Вечером, когда Карен с матерью снова появились в больнице, врачи сообщили о заметном улучшении состоянии отца, и миссис Торп понемногу стала приходить в себя. Мать и дочь посидели с больным, затем вернулись домой, задержавшись по пути лишь для того, чтобы купить пиццу.
– Отец бы рвал и метал, – усмехнулась Фелис Торп, накрывая на стол.
– Знаю, – ответила Карен. Мистер Торп терпеть не мог так называемые «суррогаты», чем немало раздражал домашних. – Мама, – нежданно проговорила она, – почему ты позволяешь ему себя третировать?
– Уж такие мы с ним на свет уродились, Карен, тут уж ничего не попишешь, – вздохнула мать. – Я с детства была безропотна да уступчива, а таким необходима сильная рука. А если честно, то я всегда знала, что его самодурство лишь оборотная сторона неуверенности в себе. Порой он бывает совершенно невыносим, но мы всегда были очень, очень близки. И вот теперь, – продолжала Фелис, – настала моя очередь быть сильной и физически, и морально.
– Прости меня, мамочка, я многого не понимала, – тихо проговорила Карен.
– Знаю, – улыбнулась Фелис. – Брак – странная штука: что хорошо для одной пары, для другой никуда не годится. Но я поняла одно: любовь нужно беречь. Надо принимать как хорошее, так и плохое, радоваться хорошему и благодарить небо за то, что плохое не обернулось худшим. Например, твой отец ни разу в жизни не взглянул на другую женщину… и без меня он точно пропал бы, так же как и я без него.
Карен задумалась: а ведь мать говорила об ответственности и реальном положении вещей! Это не книжная, романтическая страсть, от которой можно отречься, если совсем скверно придется. Не обеты, данные, шутя и с той же легкостью нарушенные… Тряхнув головой, она встала и направилась к плите: кофе бурлил вовсю, норовя перелиться через край.
– Милая, ты беременна? – тихо спросила мать.

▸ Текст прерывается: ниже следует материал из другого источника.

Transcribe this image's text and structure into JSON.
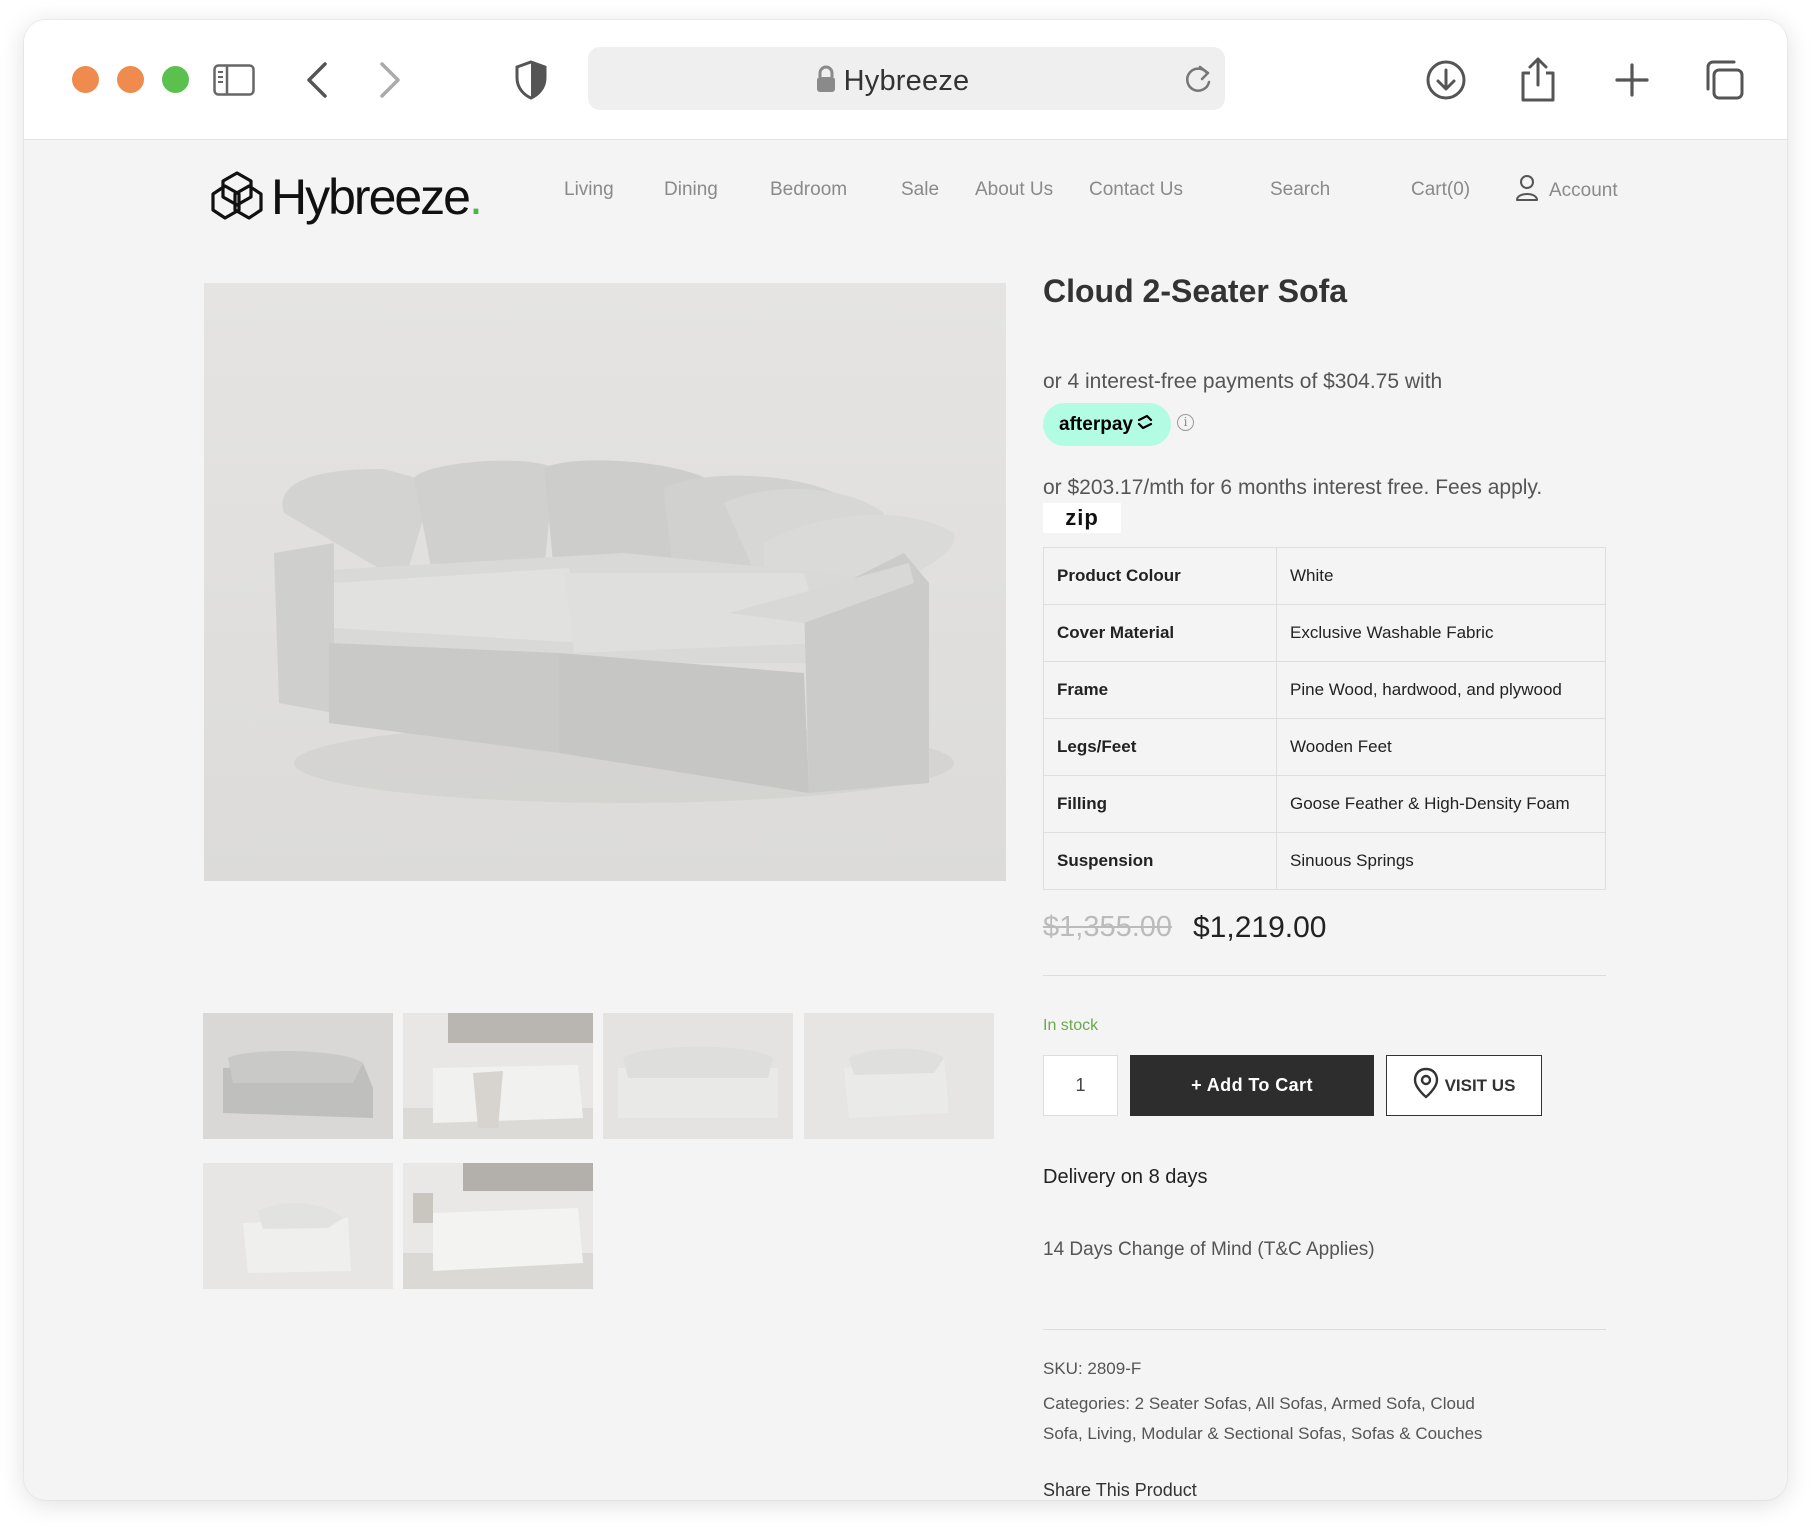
{
  "browser": {
    "url_title": "Hybreeze"
  },
  "site": {
    "logo_text": "Hybreeze",
    "logo_dot": ".",
    "nav": [
      "Living",
      "Dining",
      "Bedroom",
      "Sale",
      "About Us",
      "Contact Us"
    ],
    "search_label": "Search",
    "cart_label": "Cart(0)",
    "account_label": "Account"
  },
  "product": {
    "title": "Cloud 2-Seater Sofa",
    "afterpay_text": "or 4 interest-free payments of $304.75 with",
    "afterpay_badge": "afterpay",
    "afterpay_info": "i",
    "zip_text": "or $203.17/mth for 6 months interest free. Fees apply.",
    "zip_logo": "zip",
    "specs": [
      {
        "key": "Product Colour",
        "value": "White"
      },
      {
        "key": "Cover Material",
        "value": "Exclusive Washable Fabric"
      },
      {
        "key": "Frame",
        "value": "Pine Wood, hardwood, and plywood"
      },
      {
        "key": "Legs/Feet",
        "value": "Wooden Feet"
      },
      {
        "key": "Filling",
        "value": "Goose Feather & High-Density Foam"
      },
      {
        "key": "Suspension",
        "value": "Sinuous Springs"
      }
    ],
    "price_old": "$1,355.00",
    "price_new": "$1,219.00",
    "stock": "In stock",
    "quantity": "1",
    "add_to_cart": "+ Add To Cart",
    "visit_us": "VISIT US",
    "delivery": "Delivery on 8 days",
    "change_of_mind": "14 Days Change of Mind (T&C Applies)",
    "sku": "SKU: 2809-F",
    "categories_line1": "Categories: 2 Seater Sofas, All Sofas, Armed Sofa, Cloud",
    "categories_line2": "Sofa, Living, Modular & Sectional Sofas, Sofas & Couches",
    "share": "Share This Product"
  },
  "colors": {
    "window_bg": "#f4f4f4",
    "traffic_red": "#ef8b4f",
    "traffic_yellow": "#ef8b4f",
    "traffic_green": "#5cc04e",
    "afterpay_mint": "#b2fce4",
    "in_stock_green": "#6aa84f",
    "button_dark": "#2d2d2d"
  },
  "icons": [
    "lock-icon",
    "reload-icon",
    "sidebar-icon",
    "back-icon",
    "forward-icon",
    "shield-icon",
    "download-icon",
    "share-icon",
    "new-tab-icon",
    "tabs-icon",
    "logo-icon",
    "user-icon",
    "location-pin-icon"
  ]
}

Карен едва не выронила кофеварку.
– Как ты… как ты догадалась? – пролепетала она, испуганно оглядывая свой мешковатый спортивный костюм.
– Родная моя, мне ли не знать? Ведь ты моя дочка. А поскольку ты сама об этом не заговорила, боюсь, у тебя проблемы.
В прихожей зазвонил телефон, и мать поспешила к аппарату. Но почти тут же вернулась.
– Звонит некто Майлз Диксон, спрашивает тебя. Подойдешь?
Карен нервно кивнула в ответ.
– Майлз, – умоляюще закричала она в трубку, – прости, но у отца сердечный приступ!